Traduzione medica? Ambito interessante, ma molto rischioso. Non per disprezzare o sottostimare la traduzione letteraria, ma se sbagli a tradurre una parola in un fumetto, rovini una battuta, ma non muore nessuno. Se sbagli a tradurre una parola nelle istruzioni di un farmaco, può rimetterci la pelle qualcuno. Non me la sentivo di assumermi un rischio del genere.
Traduzione di fumetti? È stato amore a prima vista quando ho visto il corso per la prima volta. E così, mi sono specializzata, tra gli altri settori di cui mi occupo, in fumetti.

Una volta finiti questi corsi, ho fatto quello che si fa quando si è liberi professionisti: ho contattato agenzie di traduzione e case editrici in cerca di opportunità, ho fatto test, li ho passati (purtroppo non sempre, ma questo fa parte del mestiere) e ho ricevuto offerte per tradurre i loro fumetti.

Non sono una persona a cui piace buttarsi in una cosa così alla cieca. Se voglio propormi come una professionista, devo sapere quello che sto facendo e non improvvisare perché “beh, mi piacciono i fumetti, li vado a tradurre”. Anche perché facendo così rischi di perdere subito il cliente che con tanta fatica hai acquisito, oltre a danneggiare la tua reputazione, visto che, una volta stampato il fumetto,  il tuo nome rimane associato a quella traduzione per sempre.

Approcciandoti ai tuoi primi lavorativi traduttivi in questo ambito, quali sono state le tue difficoltà principali? A cosa hai notato che dovevi fare più attenzione? Ci sono state volte che hai dovuto tornare indietro e migliorare una resa?

La prima volta ho fatto l’errore madornale di non leggere tutto il fumetto prima di mettermici a lavorare. E sfiga vuole che ci fosse un gioco di parole che veniva chiarito alla fine. Quindi, arrivata alla vignetta galeotta, ho realizzato di aver tradotto male il riferimento per TUUUUUUUUUTTO il fumetto. La gioia, proprio!

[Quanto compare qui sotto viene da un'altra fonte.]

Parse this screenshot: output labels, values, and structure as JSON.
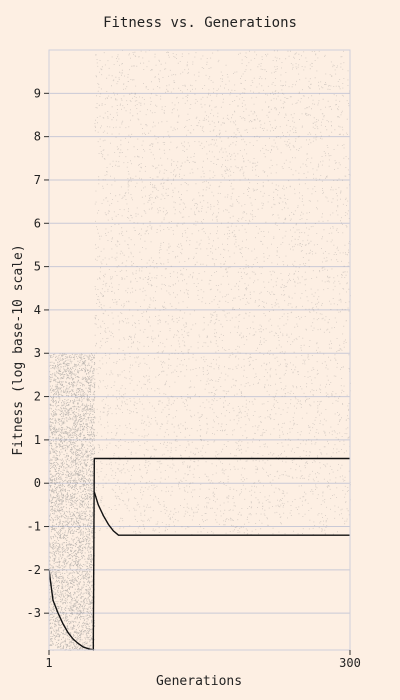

Non posso menzionare titoli o case editrici, comunque… praticamente in questo fumetto c’era un personaggio che ripeteva per tutto il volume “Bla bla bla is to die for!” ogni volta che menzionava qualcosa che gli piaceva.

Non volevo ripetere tutte le volte “Bla bla bla mi piace da morire” o “Bla bla bla è bello da morire”, perché mi sembrava troppo macabro e ripetitivo (in italiano, la ripetizione a volte funziona magistralmente, ma spesso ti fa diventare noioso e prevedibile), per cui inizialmente ho usato altri modi di dire assieme a questi due: “mi fa impazzire, “mi piace da impazzire”, “non c’è niente di meglio di”, “a tutti piace”, ecc…

Alla fine del fumetto si scopre che questo personaggio è il fantasma di un becchino (o necroforo, che dir si voglia) morto mentre mangiava il suo cibo preferito. Quel “is to die for” faceva riferimento alla sua ex professione, ma stava anche a significare che non aveva alcun rimpianto per essere morto nel modo in cui era morto, era in pace con sé stesso e con il destino che lo aveva fatto morire in quel modo (al contrario del protagonista). Così ho dovuto riscrivere tutto in modalità funerea ma accattivante allo stesso tempo. Per capirci: dopo quel fumetto avrebbero potuto benissimo assumermi come copywriter da Taffo, modestamente.

Comunque, lezione imparata. Da allora mi leggo prima tutto il fumetto e poi inizio a tradurre.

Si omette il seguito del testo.